For years, when the storms came, I often clung to my Oreos and Yoohoo.
I asked anxiety-producing, frustrated questions.
I’ve weathered many storms. Each time, God is helping me to build a stronger foundation. He’s changing the questions I ask to ones that reveal the sand in my foundation:
What do I deserve?
When storms hit, our first inclination to feel that life is unfair. Why is this happening to me? I don’t deserve this!
God gently reminds me that I’m not entitled to anything. Since Adam and Eve ate the forbidden fruit, we’ve been choosing rebellion against God. We’ve wanted to be our own authority. We’ve rebelled against God’s perfect order. A price had to be paid for our rebellion.
Romans 6:23 tells us, “The payment for sin is death …”
“Fair” would be eternal separation from God. “Fair” would be an eternity without hope.
“… but God gives us the free gift of life forever in Christ Jesus our Lord.”
He didn’t give me what was fair.
Thank. you. Jesus.
Who do I trust?
Am I trusting a doctor to save me?

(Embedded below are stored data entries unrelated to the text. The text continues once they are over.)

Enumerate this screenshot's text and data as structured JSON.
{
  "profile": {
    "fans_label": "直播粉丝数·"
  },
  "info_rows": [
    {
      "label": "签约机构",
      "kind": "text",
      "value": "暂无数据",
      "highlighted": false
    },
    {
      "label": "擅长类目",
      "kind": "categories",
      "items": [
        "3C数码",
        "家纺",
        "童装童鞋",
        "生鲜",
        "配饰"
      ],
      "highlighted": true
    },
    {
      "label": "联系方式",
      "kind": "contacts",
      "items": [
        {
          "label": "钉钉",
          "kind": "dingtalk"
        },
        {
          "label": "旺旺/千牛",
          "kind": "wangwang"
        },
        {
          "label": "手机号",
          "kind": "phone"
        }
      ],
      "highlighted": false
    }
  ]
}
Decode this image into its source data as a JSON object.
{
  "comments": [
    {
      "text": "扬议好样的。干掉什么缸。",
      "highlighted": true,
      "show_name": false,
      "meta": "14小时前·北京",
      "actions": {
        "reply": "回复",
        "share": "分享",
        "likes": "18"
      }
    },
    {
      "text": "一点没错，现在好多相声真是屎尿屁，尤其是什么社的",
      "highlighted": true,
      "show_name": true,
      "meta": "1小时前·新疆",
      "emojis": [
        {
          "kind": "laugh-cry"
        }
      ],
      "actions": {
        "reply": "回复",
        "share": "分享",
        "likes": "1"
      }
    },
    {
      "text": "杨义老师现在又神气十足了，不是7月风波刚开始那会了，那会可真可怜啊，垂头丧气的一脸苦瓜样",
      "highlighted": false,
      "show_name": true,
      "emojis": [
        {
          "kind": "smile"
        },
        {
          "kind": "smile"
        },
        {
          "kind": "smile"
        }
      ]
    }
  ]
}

Am I certain that my home or my bank account will keep me safe? Do I look to people for my security? All of them will fail us. Even the best doctor. The most loving family member. Or the most beautiful home.
I can trust the One who died for me.
He has not saved me from every storm, but He has never left me in the middle of one.
I may not understand His ways, but I can know that a God who died a brutal death in my place is always working for my good.
What do I believe?
Storms expose the lies we believe.
Do I really believe God is good—even if He allows my child to get sick, my home to be destroyed, my health to collapse?
Do I believe His Word when He says, “There is no want to those who fear Him.” (Ps. 34:8-9) or “I will never leave you or forsake you.” (Heb. 13:5)? Do I really believe God is in control or am I at the mercy of my circumstances?
God will answer these very valid questions with loving, but powerful clarity as we bring them to Him in the midst of our pain. He has done it for me time and time again, replacing the sand of doubt with the solid ground of truth.
How will I respond?
Fear. Panic. That’s been my go-to response far too many times. That makes sense if our security is built on sand. When it’s built on the Solid Rock, I can choose to pray instead of panic. I can ask for guidance instead of relying on my own wisdom.
I can choose to trust that God will give me what I need even when I look around and see nothing but devastation. Even when my emotions are screaming something different. I can choose to trust and cling to truth. One moment at a time.
Where is my hope?
Often we say, “I hope things work out. I hope things will change.” Our hope, our peace is rooted in an outcome. Our hope is in avoiding the storm.
Hope in God is not about escaping the storm. In fact, He promised they would come. It is about knowing that the One who leads you through it is stronger.
The winds are going to come. The storms will threaten to overtake us. The right questions can help us find hope and peace in the midst of them. In fact, they can lead to greater strength and sweeter relationship with Jesus than we’ve ever known.
Let’s get rid of the Oreos and Yoohoo and start building solid ground.